L’étude des maquettes de formation entre 2015 et 2019 (Loi de la Refondation de l’école) puis entre 2019 et 2023 (Loi Pour une école de la confiance) montre que les formateurs dégagent malgré tout quelques marges de manœuvre pour contourner les contraintes des cadrages nationaux, ne serait-ce que parce qu’une partie non négligeable d’entre eux viennent des disciplines considérées comme « non fondamentales » par le ministère. C’est donc l’identité, voire la raison d’être professionnelle de ces formateurs qui est en jeu. C’est ainsi qu’au sein des enseignements dévolus aux mathématiques et au français, entre 10 et 20% des heures sont souvent consacrées à la polyvalence et assurées en commun avec les formateurs des disciplines considérées comme « non fondamentales ».

Les limites du « contenant » peuvent ainsi bouger à la marge, mais derrière ces arbitrages chiffrés contraints par les textes législatifs, nous retrouvons finalement en formation d’enseignants la hiérarchisation des disciplines scolaires qui prévaut dans l’ensemble du système éducatif (voir l’article de Lucie Mougenot sur l’EPS dans ce numéro), fondée sur une conception étapiste des apprentissages et du développement de l’enfant. Il s’agit de savoir lire et écrire (et respecter autrui grâce aux valeurs de la République) avant de pouvoir réfléchir à des savoirs historiques, s’intéresser à des pratiques artistiques et culturelles, apprendre une langue vivante ou de bénéficier d’une éducation physique et sportive, etc. ; autant de facettes de la formation de la personne dont les enfants issus des milieux les plus favorisés bénéficieront de toutes façons.

Une formation conçue pour réduire les inégalités ?

Avec un nombre d’heures de formation plus important, la question des contenus est plus ouverte pour les enseignements de mathématiques et de français, et pour les enseignements transversaux de master MEEF qui ne relèvent pas des disciplines scolaires (enjeux et connaissances du système éducatif, contextes d’enseignement, difficultés d’apprentissage, etc.). Quels contenus sont alors considérés comme « fondamentaux » pour former les enseignants dans ces domaines, et quelles alternatives pouvons-nous construire face à ces constats ?

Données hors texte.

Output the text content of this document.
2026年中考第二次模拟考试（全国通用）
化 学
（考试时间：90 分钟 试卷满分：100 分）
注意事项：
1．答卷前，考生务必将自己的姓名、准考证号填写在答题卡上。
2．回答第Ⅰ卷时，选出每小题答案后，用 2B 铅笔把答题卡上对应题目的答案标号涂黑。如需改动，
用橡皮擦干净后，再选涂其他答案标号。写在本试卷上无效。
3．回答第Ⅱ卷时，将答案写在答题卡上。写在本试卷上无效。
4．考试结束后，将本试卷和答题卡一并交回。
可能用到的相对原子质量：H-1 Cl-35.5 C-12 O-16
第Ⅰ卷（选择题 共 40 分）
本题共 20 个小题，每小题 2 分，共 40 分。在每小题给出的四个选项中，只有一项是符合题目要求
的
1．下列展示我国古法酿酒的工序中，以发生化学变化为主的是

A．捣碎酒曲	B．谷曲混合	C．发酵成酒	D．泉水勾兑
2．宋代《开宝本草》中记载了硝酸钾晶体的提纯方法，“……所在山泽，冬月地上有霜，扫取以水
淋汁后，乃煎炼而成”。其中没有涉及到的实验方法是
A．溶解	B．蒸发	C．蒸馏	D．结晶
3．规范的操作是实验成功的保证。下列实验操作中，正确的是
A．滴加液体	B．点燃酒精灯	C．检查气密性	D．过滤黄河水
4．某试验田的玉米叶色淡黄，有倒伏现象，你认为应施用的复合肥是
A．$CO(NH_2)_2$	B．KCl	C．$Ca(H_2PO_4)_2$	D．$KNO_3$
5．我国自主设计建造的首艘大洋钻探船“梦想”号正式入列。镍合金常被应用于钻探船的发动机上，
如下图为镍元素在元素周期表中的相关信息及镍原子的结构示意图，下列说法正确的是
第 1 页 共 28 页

En mathématiques et en français, le nombre important d’heures de formation depuis la réforme de 2019 pourrait laisser penser que les formateurs ont désormais le temps de former les futurs enseignants, non pas seulement au « lire, écrire, compter » que les didacticiens de toutes les disciplines ont longuement déconstruit, mais à l’idée que les savoirs disciplinaires et leur mise en réseau (éventuellement interdisciplinaire) constituent un cadre d’interprétation du monde qui nous entoure, prenant racine dans les conceptions spontanées des sujets pour leur permettre de s’en émanciper. Nous identifions toutefois deux obstacles au développement de ce type d’approches pourtant fondamentales pour permettre à tous les élèves d’accéder à ces modes de pensée. D’une part, le manque – voire l’absence – de formation des formateurs qui pour une part importante, ne sont pas didacticiens et viennent des établissements du premier ou du second degré dans lesquels cette priorité au « lire, écrire, compter » circule largement, parce qu’elle répond sans doute aux difficultés que rencontrent les enseignants et les élèves au quotidien dans les classes. D’autre part, les contenus de formation en master MEEF sont également contraints par les épreuves du concours de recrutement à la fin du M2, définies par le MEN et qui contiennent très peu de didactique et de questionnement sur la construction socio-historique des savoirs et leur transmission. Finalement, même avec un nombre d’heures plus important, la tentation est grande pour les formateurs de privilégier la remédiation disciplinaire des futurs enseignants en mathématiques et en français (certes nécessaire pour pouvoir enseigner et mise à mal avec la baisse du niveau académique des lauréats des concours7, mais pas suffisante) et l’outillage rapide pour faire face aux situations rencontrées en stage en responsabilité. Or, les recherches sur l’entrée dans le métier convergent pour montrer qu’une formation techniciste centrée sur la transmission de manière de « faire la classe », sur la construction de séquences et de dispositifs à appliquer dans les classes, laisse les enseignants débutants démunis lorsque ces dispositifs ne produisent pas chez leurs élèves les apprentissages attendus. Impuissants face aux difficultés d’apprentissage des élèves, les enseignants-stagiaires ont alors tendance à naturaliser et essentialiser ces difficultés, renonçant in fine à faire réussir et apprendre tous leurs élèves.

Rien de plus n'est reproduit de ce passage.